This seminar investigates the principles, ethics, and practices that constitute a range of methods used to conduct feminist research. The course has several aims. Throughout, we shall examine the conceptual, epistemological, and political underpinnings of different feminist methods. Emphasis will be placed on distinguishing feminist research methods, that is, those committed to examining and potentially transforming social inequalities that oppress women and other subordinate groups from those methods and epistemologies committed (whether explicitly or implicitly) to maintaining the status quo. The course will expose you a range of perspectives within feminist critiques of science and social science as well as a number of potential ways of designing feminist research in order to suit particular kinds of research problems, questions, and projects.

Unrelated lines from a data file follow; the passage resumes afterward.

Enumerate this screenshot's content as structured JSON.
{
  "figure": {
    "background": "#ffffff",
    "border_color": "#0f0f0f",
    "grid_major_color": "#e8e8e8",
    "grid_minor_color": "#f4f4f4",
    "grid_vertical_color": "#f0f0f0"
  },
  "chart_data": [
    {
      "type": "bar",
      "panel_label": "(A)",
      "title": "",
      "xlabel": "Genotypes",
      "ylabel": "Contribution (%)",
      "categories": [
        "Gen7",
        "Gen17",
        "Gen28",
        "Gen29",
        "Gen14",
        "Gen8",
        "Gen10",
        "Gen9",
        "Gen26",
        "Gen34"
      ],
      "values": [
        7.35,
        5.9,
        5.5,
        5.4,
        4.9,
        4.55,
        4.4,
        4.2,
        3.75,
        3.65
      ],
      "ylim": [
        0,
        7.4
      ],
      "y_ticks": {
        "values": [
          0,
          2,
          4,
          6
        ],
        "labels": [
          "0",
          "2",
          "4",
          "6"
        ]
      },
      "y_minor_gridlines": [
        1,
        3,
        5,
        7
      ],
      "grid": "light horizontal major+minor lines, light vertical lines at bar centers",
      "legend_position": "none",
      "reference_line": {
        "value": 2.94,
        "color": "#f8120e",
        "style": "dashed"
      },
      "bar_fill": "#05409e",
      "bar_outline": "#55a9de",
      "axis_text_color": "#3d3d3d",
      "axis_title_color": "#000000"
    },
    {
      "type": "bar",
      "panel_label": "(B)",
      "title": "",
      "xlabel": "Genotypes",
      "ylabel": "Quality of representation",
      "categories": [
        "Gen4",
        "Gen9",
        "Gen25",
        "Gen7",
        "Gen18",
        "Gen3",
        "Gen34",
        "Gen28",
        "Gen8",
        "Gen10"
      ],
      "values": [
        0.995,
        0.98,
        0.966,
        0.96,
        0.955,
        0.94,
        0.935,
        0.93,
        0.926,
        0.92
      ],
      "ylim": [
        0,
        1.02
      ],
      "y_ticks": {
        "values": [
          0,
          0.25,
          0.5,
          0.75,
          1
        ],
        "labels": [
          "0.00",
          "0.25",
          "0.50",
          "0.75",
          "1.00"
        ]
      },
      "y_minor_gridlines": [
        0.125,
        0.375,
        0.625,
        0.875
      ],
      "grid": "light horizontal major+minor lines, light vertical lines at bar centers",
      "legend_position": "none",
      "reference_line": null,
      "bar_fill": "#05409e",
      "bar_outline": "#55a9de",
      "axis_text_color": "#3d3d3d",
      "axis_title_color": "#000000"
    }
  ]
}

The course exposes students to the tenets of both logical positivism and naturalism, which maintain that value-and theory-neutrality in research are desirable and tenable stances for researchers in all stages of research. Feminist critiques of and alternatives to positivism will be discussed. The goal will be to ask what is at stake in developing alternatives to positivistic and naturalistic methods of research. A central aim of the course is to inspire you to think critically about how researchers produce socially and politically interested texts that are as much about `cultural selves' located within particular power relations as they are about `cultural others.'
We will discuss whose interests are served by particular research projects and methods. These issues are inseparable from the practical ones of choosing a research problem, developing a research design suitable to the problem/project, grappling with different kinds of data (including interview and participant observation data or data collected through action or participatory research) and problems of analysis. Dilemmas such as deciding whether to "study up" or "down" in the power structure, how we obtain informed consent from those we research, deciding to whom we are accountable in the report of research at various stages, and for/with whom we speak and write will be discussed.
The course will be run as a workshop, combining lectures, occasional films and/or guest speakers with student led critiques and discussions of the readings. Introduction to rudimentary field work skills such as observation, participant observation, open-ended interviewing, learning to critique one or more kinds of research reports, including survey, experimental and qualitative/interpretive research will be among the practical skills gained in the course. The course will concentrate much more on qualitative/interpretive research than on survey or experimental research since this is the expertise of the instructor and the basis for much of the current work within feminist epistemology and methodologies.
While some attention will be paid to introducing students to field work, there will not be enough time for students to develop full-blown research projects and carry them through to conclusion. Rather, the course is designed to whet your appetite to the complexities of feminist research practice and the inter-relations among questions of ethics, methods, and the politics of power relations in research.